Passionnés de proies de fond comme le flétan du Groenland, les narvals sont des plongeurs incroyablement profonds. Lorsque Mads Peter Heide-Jorgensen, collègue danois de Laidre et collaborateur assidu, a mis au point les techniques de marquage du narval au début des années 90, ses émetteurs ont continué à casser sous la pression de l'eau. Cinq cents mètres, 1 000, 1 500 - les baleines, qui ont une cage thoracique compressible, ont continué à plonger. Ils ont culminé à environ 1 800 mètres - plus d’un kilomètre de profondeur. À de telles profondeurs, les baleines nagent apparemment la plupart du temps à l’envers.

La caractéristique la plus éblouissante des baleines est bien sûr la défense en bâtonnets de plomb qui jaillit de leur mâchoire supérieure gauche.
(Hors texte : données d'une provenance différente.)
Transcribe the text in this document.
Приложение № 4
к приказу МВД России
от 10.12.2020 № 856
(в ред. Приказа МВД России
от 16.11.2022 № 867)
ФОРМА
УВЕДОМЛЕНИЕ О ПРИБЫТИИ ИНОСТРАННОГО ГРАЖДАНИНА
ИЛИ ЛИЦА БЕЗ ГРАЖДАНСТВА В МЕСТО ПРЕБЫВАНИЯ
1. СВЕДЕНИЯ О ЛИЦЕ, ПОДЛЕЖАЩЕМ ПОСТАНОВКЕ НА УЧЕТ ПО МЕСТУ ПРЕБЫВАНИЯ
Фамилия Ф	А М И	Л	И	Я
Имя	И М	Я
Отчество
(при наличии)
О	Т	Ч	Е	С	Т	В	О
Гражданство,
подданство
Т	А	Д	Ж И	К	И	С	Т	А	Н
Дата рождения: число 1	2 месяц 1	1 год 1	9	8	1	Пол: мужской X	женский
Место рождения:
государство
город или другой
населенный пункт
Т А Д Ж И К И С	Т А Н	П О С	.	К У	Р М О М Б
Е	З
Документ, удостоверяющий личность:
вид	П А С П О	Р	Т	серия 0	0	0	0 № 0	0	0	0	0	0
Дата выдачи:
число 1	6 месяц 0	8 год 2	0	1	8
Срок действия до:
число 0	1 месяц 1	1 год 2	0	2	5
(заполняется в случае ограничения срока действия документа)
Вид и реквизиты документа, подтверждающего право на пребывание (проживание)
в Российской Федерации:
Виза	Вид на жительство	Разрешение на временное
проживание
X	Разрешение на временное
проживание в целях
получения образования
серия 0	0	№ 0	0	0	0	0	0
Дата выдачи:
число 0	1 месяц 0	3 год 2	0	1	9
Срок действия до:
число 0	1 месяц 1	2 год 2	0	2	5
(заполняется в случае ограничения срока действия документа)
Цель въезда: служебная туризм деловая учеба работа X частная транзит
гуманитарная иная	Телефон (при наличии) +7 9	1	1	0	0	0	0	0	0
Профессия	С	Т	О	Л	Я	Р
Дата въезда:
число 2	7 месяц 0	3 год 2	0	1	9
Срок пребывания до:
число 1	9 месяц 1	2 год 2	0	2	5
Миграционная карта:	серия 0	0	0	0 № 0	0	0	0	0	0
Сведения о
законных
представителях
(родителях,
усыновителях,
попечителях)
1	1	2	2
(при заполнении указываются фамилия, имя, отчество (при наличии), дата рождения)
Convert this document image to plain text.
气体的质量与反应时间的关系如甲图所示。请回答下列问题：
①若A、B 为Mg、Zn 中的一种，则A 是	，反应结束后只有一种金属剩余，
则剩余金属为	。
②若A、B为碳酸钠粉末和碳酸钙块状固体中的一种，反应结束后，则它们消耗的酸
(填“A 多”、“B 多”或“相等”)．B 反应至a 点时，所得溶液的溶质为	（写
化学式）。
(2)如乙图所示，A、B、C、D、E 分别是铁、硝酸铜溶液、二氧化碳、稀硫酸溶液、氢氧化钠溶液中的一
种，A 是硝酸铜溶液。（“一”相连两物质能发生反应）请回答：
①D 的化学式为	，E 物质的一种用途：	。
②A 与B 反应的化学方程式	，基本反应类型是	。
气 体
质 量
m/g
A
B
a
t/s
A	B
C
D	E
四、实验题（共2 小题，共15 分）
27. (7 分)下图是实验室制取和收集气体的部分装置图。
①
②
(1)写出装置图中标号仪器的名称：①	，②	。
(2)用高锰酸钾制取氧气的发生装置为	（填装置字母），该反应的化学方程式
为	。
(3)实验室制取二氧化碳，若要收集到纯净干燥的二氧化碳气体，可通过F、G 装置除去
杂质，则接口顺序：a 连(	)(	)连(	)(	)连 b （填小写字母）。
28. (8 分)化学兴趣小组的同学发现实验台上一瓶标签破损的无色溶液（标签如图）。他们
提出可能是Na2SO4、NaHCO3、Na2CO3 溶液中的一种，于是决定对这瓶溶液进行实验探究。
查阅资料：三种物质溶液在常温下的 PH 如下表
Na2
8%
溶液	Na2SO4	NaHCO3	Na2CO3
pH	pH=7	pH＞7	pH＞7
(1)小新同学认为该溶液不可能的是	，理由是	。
Bien que le nom scientifique des baleines soit Monodon monoceros, "une dent, une corne", un mâle occasionnel a deux défenses (le NMNH en a deux spécimens rares) et seulement 3% des femelles ont une défense. Le croc solitaire, qui est rempli de pulpe dentaire et de nerfs comme une dent ordinaire, peut devenir épais comme un lampadaire et plus grand qu'un homme, et il a une torsion. Sur les baleines vivantes, il est généralement vert avec des algues et vivant avec des poux du poisson à sa base. Personne ne sait exactement comment et pourquoi cela a évolué - on a appelé cela une arme, un pic à glace, une sorte de bâtonnet pour les femelles fertiles, un capteur de température de l'eau et de salinité, et un leurre pour proie. Herman Melville a plaisanté en disant qu'il s'agissait d'un coupe-papier.
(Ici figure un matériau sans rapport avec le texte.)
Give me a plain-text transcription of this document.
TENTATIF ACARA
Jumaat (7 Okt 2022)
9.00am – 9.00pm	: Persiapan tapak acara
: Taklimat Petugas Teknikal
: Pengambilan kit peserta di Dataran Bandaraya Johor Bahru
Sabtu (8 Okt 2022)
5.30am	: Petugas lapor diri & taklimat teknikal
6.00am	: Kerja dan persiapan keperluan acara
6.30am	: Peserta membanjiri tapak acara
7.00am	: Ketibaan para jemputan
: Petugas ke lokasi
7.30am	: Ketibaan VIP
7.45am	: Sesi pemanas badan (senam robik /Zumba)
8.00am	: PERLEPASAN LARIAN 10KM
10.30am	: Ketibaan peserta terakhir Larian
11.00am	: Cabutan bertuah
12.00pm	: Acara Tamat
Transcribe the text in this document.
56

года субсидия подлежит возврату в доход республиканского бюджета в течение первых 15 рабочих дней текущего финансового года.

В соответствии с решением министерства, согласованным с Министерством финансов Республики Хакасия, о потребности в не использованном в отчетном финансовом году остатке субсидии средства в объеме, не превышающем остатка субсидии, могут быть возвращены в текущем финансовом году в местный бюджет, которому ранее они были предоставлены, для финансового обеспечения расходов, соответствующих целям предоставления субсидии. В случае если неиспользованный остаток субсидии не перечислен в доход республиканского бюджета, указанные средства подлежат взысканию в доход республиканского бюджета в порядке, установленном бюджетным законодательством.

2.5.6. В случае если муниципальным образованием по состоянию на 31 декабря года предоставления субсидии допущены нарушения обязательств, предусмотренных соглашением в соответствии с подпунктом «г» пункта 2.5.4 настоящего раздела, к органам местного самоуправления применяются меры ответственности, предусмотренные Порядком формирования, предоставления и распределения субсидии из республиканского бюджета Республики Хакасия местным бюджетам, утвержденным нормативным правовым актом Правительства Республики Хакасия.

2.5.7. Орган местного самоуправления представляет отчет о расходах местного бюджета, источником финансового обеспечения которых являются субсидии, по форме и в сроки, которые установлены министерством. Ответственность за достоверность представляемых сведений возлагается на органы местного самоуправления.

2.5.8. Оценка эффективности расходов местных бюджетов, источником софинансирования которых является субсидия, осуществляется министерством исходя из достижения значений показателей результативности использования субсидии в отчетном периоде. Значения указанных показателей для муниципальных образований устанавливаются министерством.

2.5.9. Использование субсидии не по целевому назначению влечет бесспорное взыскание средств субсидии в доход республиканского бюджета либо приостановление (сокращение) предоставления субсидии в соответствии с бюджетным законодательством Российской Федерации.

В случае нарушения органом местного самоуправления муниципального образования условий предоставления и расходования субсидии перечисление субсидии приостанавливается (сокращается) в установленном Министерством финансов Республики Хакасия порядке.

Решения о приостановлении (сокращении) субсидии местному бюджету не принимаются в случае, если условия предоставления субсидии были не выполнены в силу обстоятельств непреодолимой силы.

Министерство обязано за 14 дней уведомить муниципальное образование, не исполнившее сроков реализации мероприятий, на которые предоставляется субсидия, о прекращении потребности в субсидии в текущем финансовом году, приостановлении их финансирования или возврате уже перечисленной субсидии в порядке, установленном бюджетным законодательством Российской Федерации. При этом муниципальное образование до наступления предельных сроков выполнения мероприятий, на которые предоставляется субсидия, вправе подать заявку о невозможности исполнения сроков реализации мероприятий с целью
"Tout le monde a une théorie à ce sujet", dit Laidre avec un soupir. (La question revient souvent lors des cocktails.)

La plupart des scientifiques, y compris Laidre, se sont rangés du côté de Charles Darwin, qui a spéculé dans The Descent of Man que la lance en ivoire était une caractéristique sexuelle secondaire, comme les bois d'un orignal, utile pour établir des hiérarchies de domination. On a observé des mâles joutant délicatement avec les dents - le terme scientifique est "défense des pieds" - quand les femelles sont à proximité. La dent, explique Laidre patiemment, ne peut pas être essentielle car la plupart des femmes survivent sans une.
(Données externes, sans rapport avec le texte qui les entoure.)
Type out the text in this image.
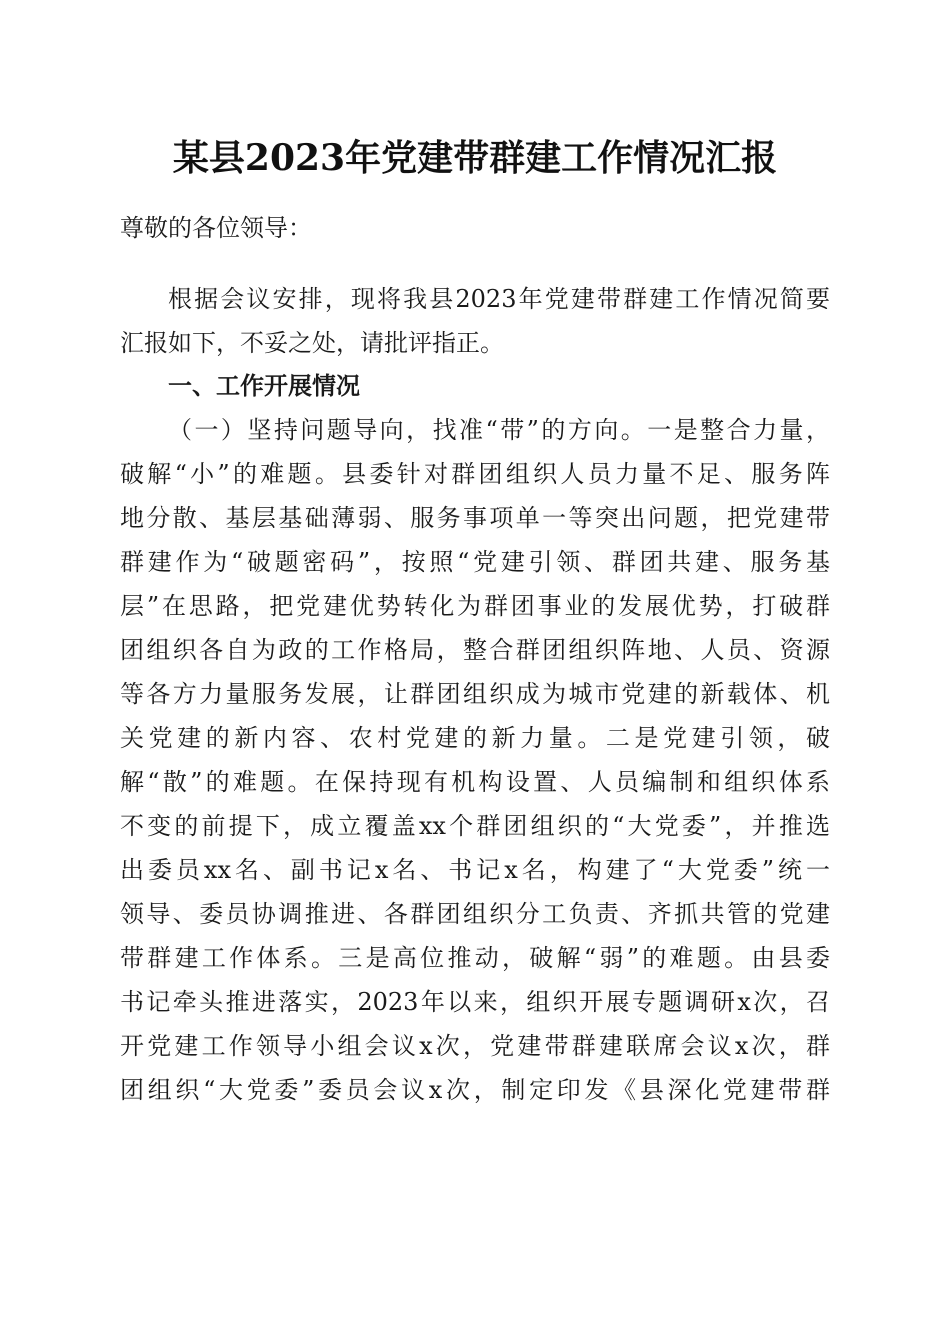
某县2023年党建带群建工作情况汇报
尊敬的各位领导：
根据会议安排，现将我县2023年党建带群建工作情况简要
汇报如下，不妥之处，请批评指正。
一、工作开展情况
（一）坚持问题导向，找准“带”的方向。一是整合力量，
破解“小”的难题。县委针对群团组织人员力量不足、服务阵
地分散、基层基础薄弱、服务事项单一等突出问题，把党建带
群建作为“破题密码”，按照“党建引领、群团共建、服务基
层”在思路，把党建优势转化为群团事业的发展优势，打破群
团组织各自为政的工作格局，整合群团组织阵地、人员、资源
等各方力量服务发展，让群团组织成为城市党建的新载体、机
关党建的新内容、农村党建的新力量。二是党建引领，破
解“散”的难题。在保持现有机构设置、人员编制和组织体系
不变的前提下，成立覆盖xx个群团组织的“大党委”，并推选
出委员xx名、副书记x名、书记x名，构建了“大党委”统一
领导、委员协调推进、各群团组织分工负责、齐抓共管的党建
带群建工作体系。三是高位推动，破解“弱”的难题。由县委
书记牵头推进落实，2023年以来，组织开展专题调研x次，召
开党建工作领导小组会议x次，党建带群建联席会议x次，群
团组织“大党委”委员会议x次，制定印发《县深化党建带群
En 2004, le Groenland a fixé pour la première fois des quotas de chasse au narval, malgré les protestations de certains chasseurs, et a interdit l'exportation des défenses, mettant ainsi fin à un commerce vieux de mille ans. Les défenseurs de l'environnement - récemment découverts cet été par la découverte de dizaines de narvals morts dans l'est du Groenland, les défenses découpées dans le crâne et la viande laissée pourrir - exigent encore plus de restrictions. On estime qu'il y a au moins 80 000 animaux, mais personne ne le sait avec certitude. L'Union internationale pour la conservation de la nature a déclaré cette année que l'espèce était "presque menacée".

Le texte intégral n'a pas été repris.